La défaillance d’une approche politique se révèle souvent par la rapidité avec laquelle ses soutiens se désengagent. Au Mali, les échecs militaires successifs face aux assauts coordonnés du Front de Libération de l’Azawad (FLA) et des djihadistes du GSIM (Groupe de soutien à l’islam et aux musulmans) ont cruellement exposé la fragilité structurelle de la junte dirigeante. En déléguant intégralement la sécurité nationale à des forces paramilitaires étrangères, les autorités de Bamako ont tristement scellé leur propre faiblesse.
Aujourd’hui, l’heure des bilans a sonné. Alors que des informations convergentes font état de pourparlers sous médiation régionale pour organiser le départ des mercenaires russes d’Africa Corps (anciennement Wagner), le pouvoir transitoire du général Assimi Goïta est confronté à un isolement sans précédent et à une menace d’asphyxie imminente.
Kidal, symbole d’une évacuation négociée
Le véritable tournant s’est produit à Kidal fin avril 2026. Cette localité stratégique du Nord, reprise avec grand renfort de communication par l’armée malienne et ses auxiliaires russes en 2023, est retombée en un clin d’œil aux mains de la rébellion.
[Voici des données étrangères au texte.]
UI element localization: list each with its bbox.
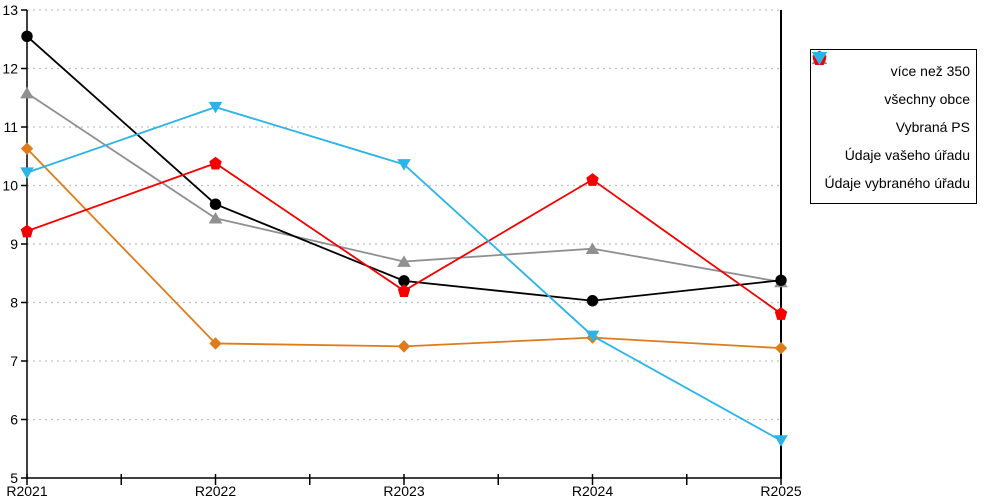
marker-triangle-down [397,159,411,171]
marker-pentagon [20,224,34,238]
legend-item: více než 350 [812,51,970,85]
y-tick-label: 10 [2,178,18,194]
legend-label: Vybraná PS [895,118,970,135]
series-line-5 [26,106,782,442]
legend-label: Údaje vašeho úřadu [844,146,970,163]
y-tick-label: 12 [2,61,18,77]
legend-item: Údaje vybraného úřadu [811,52,970,197]
marker-diamond [20,142,34,155]
marker-circle [398,275,410,287]
y-tick-label: 7 [10,353,18,369]
marker-pentagon [774,307,788,320]
triangle-down-icon [811,52,828,65]
marker-pentagon [586,173,599,186]
x-tick-label: R2024 [572,483,613,499]
marker-triangle-down [20,167,34,179]
marker-circle [775,274,787,286]
legend-label: více než 350 [890,62,970,79]
legend: více než 350 všechny obce Vybraná PS Údaje … [810,49,977,204]
legend-item: Vybraná PS [811,51,970,141]
marker-triangle-up [208,212,223,224]
marker-circle [586,295,599,307]
y-tick-label: 9 [10,236,18,252]
marker-circle [21,30,33,43]
marker-triangle-down [208,101,223,114]
x-tick-label: R2021 [6,483,47,499]
legend-item: Údaje vašeho úřadu [812,50,970,169]
legend-label: všechny obce [884,90,970,107]
y-tick-label: 13 [2,2,18,18]
series-line-1 [26,148,782,350]
series-line-3 [26,92,782,283]
marker-diamond [209,337,222,350]
y-tick-label: 5 [10,470,18,486]
y-tick-label: 8 [10,295,18,311]
marker-circle [209,198,222,210]
marker-triangle-down [774,435,788,447]
x-tick-label: R2022 [195,483,236,499]
x-tick-label: R2023 [383,483,424,499]
marker-diamond [397,340,411,353]
marker-triangle-down [811,52,828,65]
x-tick-label: R2025 [760,483,801,499]
marker-pentagon [209,156,222,170]
marker-triangle-up [20,86,34,99]
marker-triangle-up [397,255,411,267]
marker-triangle-up [585,242,600,254]
marker-triangle-down [585,330,600,343]
marker-diamond [774,341,788,355]
y-tick-label: 6 [10,412,18,428]
marker-pentagon [397,284,411,297]
y-tick-label: 11 [3,119,18,135]
legend-item: všechny obce [813,51,970,113]
legend-label: Údaje vybraného úřadu [824,174,970,191]
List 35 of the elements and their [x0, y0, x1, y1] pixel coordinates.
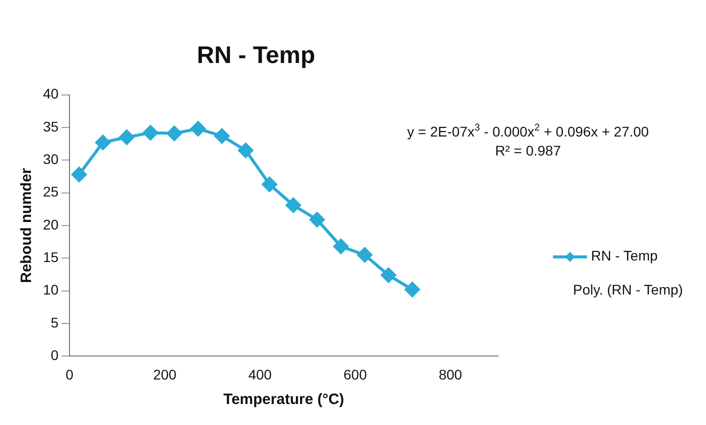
chart-title: RN - Temp [196, 42, 316, 70]
point [404, 282, 420, 298]
point [262, 176, 278, 192]
y-tick-label: 15 [42, 249, 59, 266]
point [238, 142, 254, 158]
point [166, 126, 182, 141]
point [72, 167, 87, 182]
y-axis-title: Reboud numder [18, 168, 36, 283]
point [143, 125, 158, 140]
y-tick-label: 35 [42, 118, 59, 134]
y-tick-label: 10 [42, 282, 59, 298]
point [286, 198, 301, 213]
point [214, 128, 230, 144]
x-axis-title: Temperature (°C) [223, 391, 344, 408]
x-tick-label: 600 [344, 366, 368, 382]
y-tick-label: 20 [42, 216, 59, 232]
point [119, 130, 134, 145]
x-tick-label: 800 [438, 366, 462, 382]
y-tick-label: 5 [50, 314, 59, 330]
y-tick-label: 0 [50, 347, 59, 364]
legend-label: RN - Temp [591, 248, 658, 264]
x-tick-label: 200 [153, 366, 177, 382]
y-tick-label: 30 [42, 151, 59, 168]
y-tick-label: 40 [42, 86, 59, 102]
point [333, 238, 348, 254]
annotation: R² = 0.987 [495, 142, 562, 159]
point [381, 268, 396, 283]
x-tick-label: 0 [66, 366, 74, 382]
x-tick-label: 400 [248, 366, 272, 382]
text: Poly. (RN - Temp) [573, 282, 683, 298]
point [190, 121, 206, 136]
y-tick-label: 25 [42, 184, 59, 200]
point [310, 212, 325, 228]
point [357, 247, 372, 262]
point [95, 135, 110, 150]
Plus humiliant encore pour le gouvernement de Bamako : les unités d’Africa Corps n’ont pas été contraintes à un retrait héroïque ; elles ont orchestré leur propre évacuation avec les insurgés, désertant leurs positions sans combattre et, dans certains cas, abandonnant même leur équipement lourd en échange d’un sauf-conduit.
« Les Russes nous ont trahis à Kidal », a confié, sous le sceau de l’anonymat, un haut fonctionnaire malien, résumant le sentiment d’abandon qui prévaut au sein du gouvernement à Bamako.
Cette retraite stratégique de Moscou souligne une vérité fondamentale de la géopolitique : une force mercenaire n’agit que selon ses propres intérêts financiers et stratégiques. Elle ne sacrifie pas sa vie pour une patrie qui n’est pas la sienne. En privilégiant sa propre survie plutôt que la défense de l’intégrité territoriale du Mali, la Russie a démontré les limites de son engagement en Afrique de l’Ouest et dans la zone Sahel.